Le ministère de la Culture (MinC) prend aussi de l’importance : né avec le retour de la démocratie en 1984, son budget est faible mais en forte croissance. Ce portefeuille traditionnellement mineur a connu une première médiatisation avec la prise de poste du chanteur Gilberto Gil, appelé par Lula en 2003. Avec lui émerge une nouvelle génération de techniciens : parmi ses cinq conseillers originels, l’un est aujourd’hui président de l’Ancine (l’Agência Nacional do Cinema, équivalent du Centre national du cinéma), deux autres sont adjoints à la culture des mairies de Rio et São Paulo. Si les premières lois de soutien à la création datent des années 1950, le changement d’échelle du secteur a commencé avec cette génération il y a tout juste dix ans.
Des beaux-arts longtemps délaissés
Certes, les différents secteurs ont évidemment des poids différents dans l’économie.
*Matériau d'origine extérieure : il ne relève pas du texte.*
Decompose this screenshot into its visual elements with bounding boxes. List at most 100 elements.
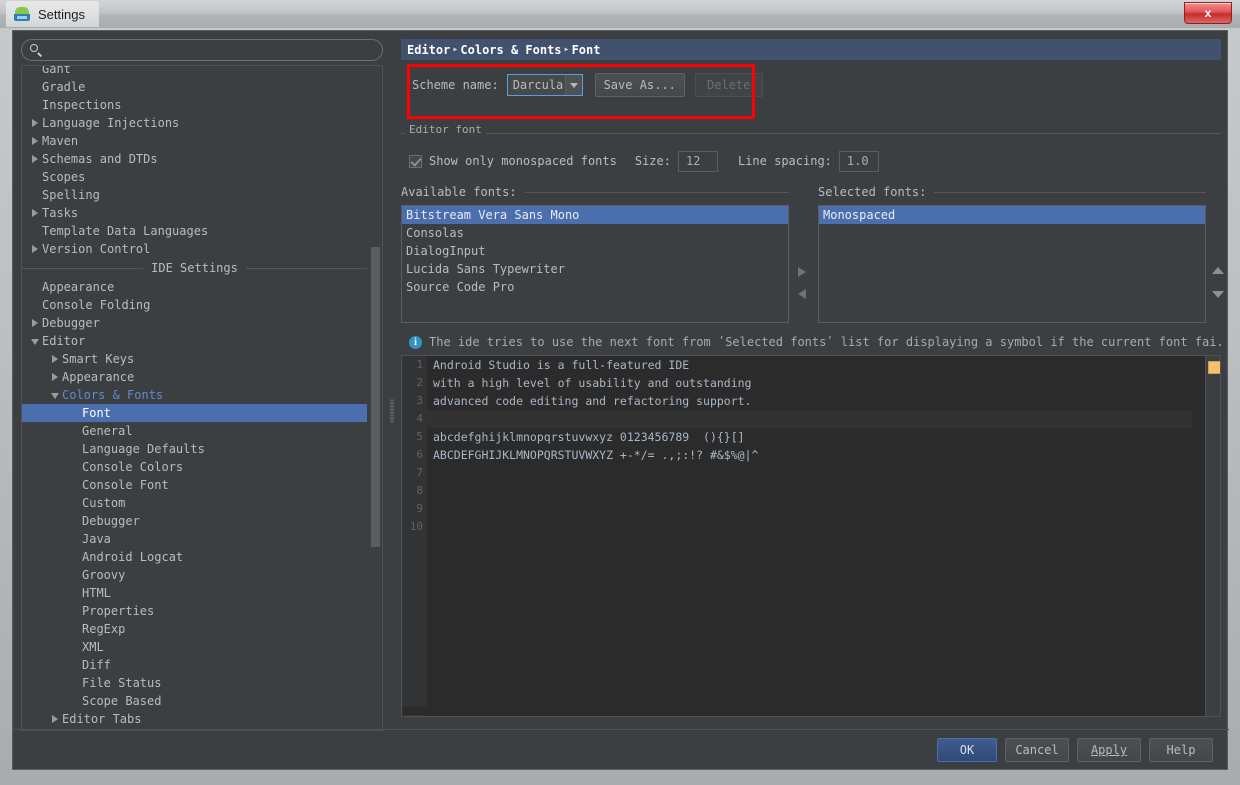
available-font-item[interactable]: Lucida Sans Typewriter [402,260,788,278]
sidebar-item-font[interactable]: Font [22,404,367,422]
tree-expander[interactable] [48,350,62,368]
chevron-right-icon[interactable] [32,155,38,163]
chevron-right-icon[interactable] [52,355,58,363]
sidebar-item-version-control[interactable]: Version Control [22,240,367,258]
tree-expander[interactable] [28,132,42,150]
chevron-down-icon[interactable] [31,339,39,345]
sidebar-item-language-injections[interactable]: Language Injections [22,114,367,132]
sidebar-item-debugger[interactable]: Debugger [22,512,367,530]
sidebar-item-gradle[interactable]: Gradle [22,78,367,96]
chevron-right-icon[interactable] [32,119,38,127]
sidebar-item-regexp[interactable]: RegExp [22,620,367,638]
save-as-button[interactable]: Save As... [594,73,685,97]
chevron-right-icon[interactable] [32,319,38,327]
tree-expander[interactable] [28,332,42,350]
settings-tree[interactable]: Gant Gradle Inspections Language Injections… [21,65,383,731]
chevron-right-icon[interactable] [32,137,38,145]
sidebar-item-console-colors[interactable]: Console Colors [22,458,367,476]
sidebar-item-file-status[interactable]: File Status [22,674,367,692]
breadcrumb-part-editor[interactable]: Editor [407,43,450,57]
tree-expander[interactable] [28,204,42,222]
sidebar-item-scope-based[interactable]: Scope Based [22,692,367,710]
cancel-button[interactable]: Cancel [1005,738,1069,762]
tree-expander[interactable] [28,150,42,168]
sidebar-item-custom[interactable]: Custom [22,494,367,512]
sidebar-item-tasks[interactable]: Tasks [22,204,367,222]
tree-expander[interactable] [48,386,62,404]
splitter-grip[interactable] [390,399,394,423]
chevron-down-icon[interactable] [564,75,582,95]
sidebar-item-debugger[interactable]: Debugger [22,314,367,332]
available-fonts-list[interactable]: Bitstream Vera Sans Mono Consolas DialogIn… [401,205,789,323]
sidebar-item-schemas-and-dtds[interactable]: Schemas and DTDs [22,150,367,168]
search-box[interactable] [21,39,383,61]
breadcrumb-part-colors-fonts[interactable]: Colors & Fonts [460,43,561,57]
ok-button[interactable]: OK [937,738,997,762]
line-spacing-input[interactable]: 1.0 [838,150,879,172]
apply-button[interactable]: Apply [1077,738,1141,762]
sidebar-item-java[interactable]: Java [22,530,367,548]
sidebar-item-general[interactable]: General [22,422,367,440]
close-icon[interactable]: x [1184,2,1232,24]
sidebar-item-xml[interactable]: XML [22,638,367,656]
help-button[interactable]: Help [1149,738,1213,762]
sidebar-item-editor-tabs[interactable]: Editor Tabs [22,710,367,728]
sidebar-item-maven[interactable]: Maven [22,132,367,150]
tree-expander[interactable] [28,114,42,132]
pane-splitter[interactable] [387,39,397,731]
sidebar-item-console-font[interactable]: Console Font [22,476,367,494]
sidebar-item-console-folding[interactable]: Console Folding [22,296,367,314]
sidebar-item-scopes[interactable]: Scopes [22,168,367,186]
selected-fonts-list[interactable]: Monospaced [818,205,1206,323]
triangle-down-icon[interactable] [1212,291,1224,298]
sidebar-item-label: Spelling [42,188,100,202]
preview-line: ABCDEFGHIJKLMNOPQRSTUVWXYZ +-*/= .,;:!? … [433,448,759,462]
preview-code[interactable]: Android Studio is a full-featured IDE wit… [427,356,1192,716]
sidebar-item-colors-fonts[interactable]: Colors & Fonts [22,386,367,404]
line-number: 8 [416,484,423,497]
sidebar-item-smart-keys[interactable]: Smart Keys [22,350,367,368]
breadcrumb-part-font[interactable]: Font [572,43,601,57]
sidebar-item-appearance[interactable]: Appearance [22,278,367,296]
chevron-right-icon[interactable] [52,373,58,381]
tree-expander[interactable] [48,368,62,386]
marker-gutter[interactable] [1205,356,1220,716]
sidebar-item-template-data-languages[interactable]: Template Data Languages [22,222,367,240]
sidebar-item-diff[interactable]: Diff [22,656,367,674]
available-font-item[interactable]: Consolas [402,224,788,242]
tree-scrollbar[interactable] [370,67,381,730]
sidebar-item-appearance[interactable]: Appearance [22,368,367,386]
scheme-name-dropdown[interactable]: Darcula [506,74,583,96]
sidebar-item-spelling[interactable]: Spelling [22,186,367,204]
chevron-down-icon[interactable] [51,393,59,399]
show-monospaced-checkbox[interactable] [409,154,422,168]
preview-horizontal-scrollbar[interactable] [403,707,1193,715]
sidebar-item-gant[interactable]: Gant [22,66,367,78]
triangle-up-icon[interactable] [1212,267,1224,274]
sidebar-item-label: Appearance [62,370,135,384]
chevron-right-icon[interactable] [32,209,38,217]
tree-scrollbar-thumb[interactable] [371,247,380,547]
sidebar-item-html[interactable]: HTML [22,584,367,602]
warning-marker-icon[interactable] [1208,361,1220,374]
search-input[interactable] [49,42,382,58]
sidebar-item-language-defaults[interactable]: Language Defaults [22,440,367,458]
font-preview-editor[interactable]: 1 2 3 4 5 6 7 8 9 10 Android Studio is a full-fea… [401,355,1221,717]
size-input[interactable]: 12 [677,150,718,172]
available-font-item[interactable]: Source Code Pro [402,278,788,296]
sidebar-item-inspections[interactable]: Inspections [22,96,367,114]
sidebar-item-groovy[interactable]: Groovy [22,566,367,584]
available-font-item[interactable]: DialogInput [402,242,788,260]
chevron-right-icon[interactable] [32,245,38,253]
tree-expander[interactable] [28,314,42,332]
triangle-right-icon[interactable] [798,267,806,277]
sidebar-item-android-logcat[interactable]: Android Logcat [22,548,367,566]
chevron-right-icon[interactable] [52,715,58,723]
sidebar-item-properties[interactable]: Properties [22,602,367,620]
tree-expander[interactable] [28,240,42,258]
sidebar-item-editor[interactable]: Editor [22,332,367,350]
available-font-item[interactable]: Bitstream Vera Sans Mono [402,206,788,224]
triangle-left-icon[interactable] [798,289,806,299]
selected-font-item[interactable]: Monospaced [819,206,1205,224]
tree-expander[interactable] [48,710,62,728]
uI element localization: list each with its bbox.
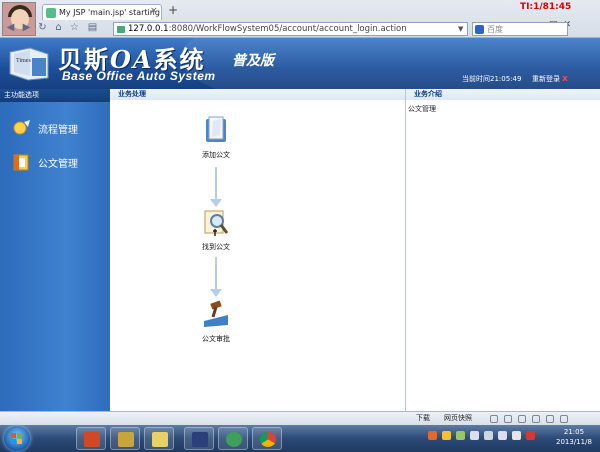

Le cinéma et son industrie restent les domaines les plus puissants et structurés, aux côtés d’un grand marché audiovisuel qui assoit la puissance du géant médiatique groupe Globo. Ensuite vient la musique, fer de lance historique de l’impérialisme culturel brésilien et qui a profité des premières politiques culturelles des années 1950. Puis les autres arts vivants… et enfin les beaux-arts. Dans le numéro de décembre 2013 consacré au Brésil de la revue Perspective de l’INHA, Luiz Marques note dans son article intitulé Existe-t-il un art brésilien ? que « les arts figuratifs au Brésil n’ont pas mérité l’attention que d’autres arts, notamment la littérature et la musique, ont pu et su attirer chez les historiens locaux ». Pourquoi ? Parce que la colonisation portugaise n’a pas importé de grande tradition picturale à même de susciter des grands artistes à la portée universelle (hormis l’Aleijadinho, « l’arbre qui cache la forêt » selon Marques). Parce qu’à l’inverse de l’Amérique hispanique, les témoignages visuels précolombiens sont invisibles, cachés avec les Indiens d’Amazonie… Pour toutes ces raisons et à l’exception de l’architecture, dont l’aura est assurée par le passé colonial et rénovée par le génial projet de Brasília, les « beaux-arts » n’auraient jamais été au centre de la culture brésilienne.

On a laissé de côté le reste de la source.